In order to make effective decisions for oil field management, well and reservoir surveillance data needs to be utilized to better understand how the subsurface and surface systems in a field interact. This can be done at the reservoir, well and surface facility level, but is most effective when considering the entire production or injection system. IPM (Integrated Production Modeling) is now being used more often and, has demonstrated its usefulness in many oil and gas field applications.
The use of integrated production modeling methodologies for improving production, identifying and eliminating bottlenecks and improving production allocation for wells from multiple reservoirs from both onshore and offshore oil fields are presented. Methods for coupling the surface and subsurface are reviewed and its usefulness for identifying bottlenecks at both the well and surface facility level are demonstrated. Field examples are presented where issues were identified and overcome by operational means and, found to increase production. Prioritization of wells and production intervals can also be incorporated to improve production/system uptime and field life.

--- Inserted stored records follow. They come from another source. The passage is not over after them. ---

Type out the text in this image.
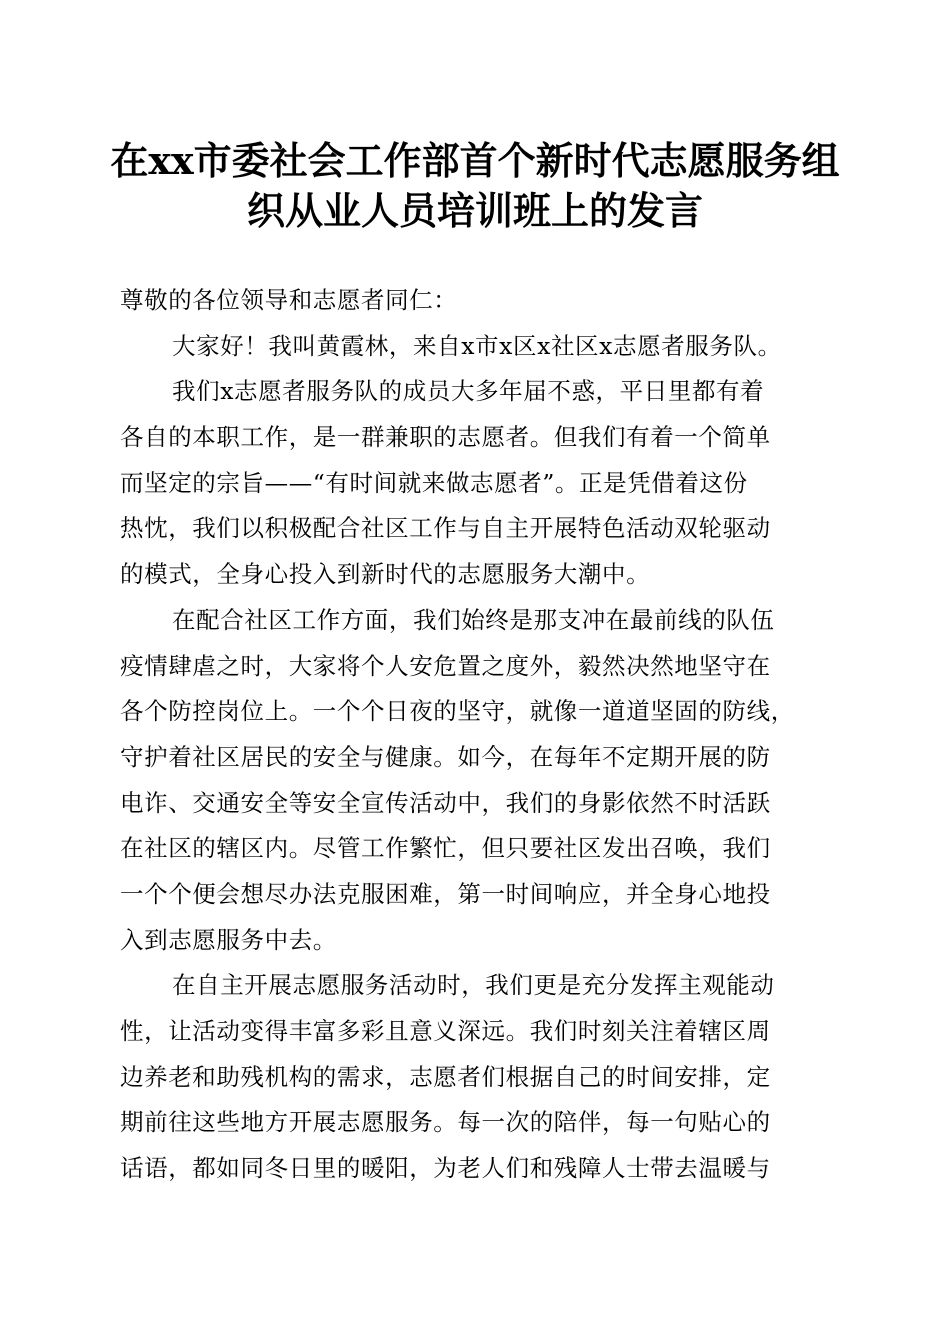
在xx市委社会工作部首个新时代志愿服务组
织从业人员培训班上的发言
尊敬的各位领导和志愿者同仁：
大家好！我叫黄霞林，来自x市x区x社区x志愿者服务队。
我们x志愿者服务队的成员大多年届不惑，平日里都有着
各自的本职工作，是一群兼职的志愿者。但我们有着一个简单
而坚定的宗旨——“有时间就来做志愿者”。正是凭借着这份
热忱，我们以积极配合社区工作与自主开展特色活动双轮驱动
的模式，全身心投入到新时代的志愿服务大潮中。
在配合社区工作方面，我们始终是那支冲在最前线的队伍
疫情肆虐之时，大家将个人安危置之度外，毅然决然地坚守在
各个防控岗位上。一个个日夜的坚守，就像一道道坚固的防线，
守护着社区居民的安全与健康。如今，在每年不定期开展的防
电诈、交通安全等安全宣传活动中，我们的身影依然不时活跃
在社区的辖区内。尽管工作繁忙，但只要社区发出召唤，我们
一个个便会想尽办法克服困难，第一时间响应，并全身心地投
入到志愿服务中去。
在自主开展志愿服务活动时，我们更是充分发挥主观能动
性，让活动变得丰富多彩且意义深远。我们时刻关注着辖区周
边养老和助残机构的需求，志愿者们根据自己的时间安排，定
期前往这些地方开展志愿服务。每一次的陪伴，每一句贴心的
话语，都如同冬日里的暖阳，为老人们和残障人士带去温暖与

The use of artificial lift for oil wells and additional compression for gas wells can be effectively modeled by reasonably calibrated IPM models. Without proper calibration, these models can yield results that lead to inadequate decisions that have a significant impact on project economics. The use of IPM models as a tool to better allocate field production data has proved to be very reliable and has resulted in better field management. This approach requires both reservoir and surface facility information gathered on a regular basis in order to be reliable and accurate. Reservoir, well and surface models require occasional calibration or updates of inflow type curves. Application of these methods are discussed and presented for some field cases for oil reservoirs some under waterflood and others with active water drive.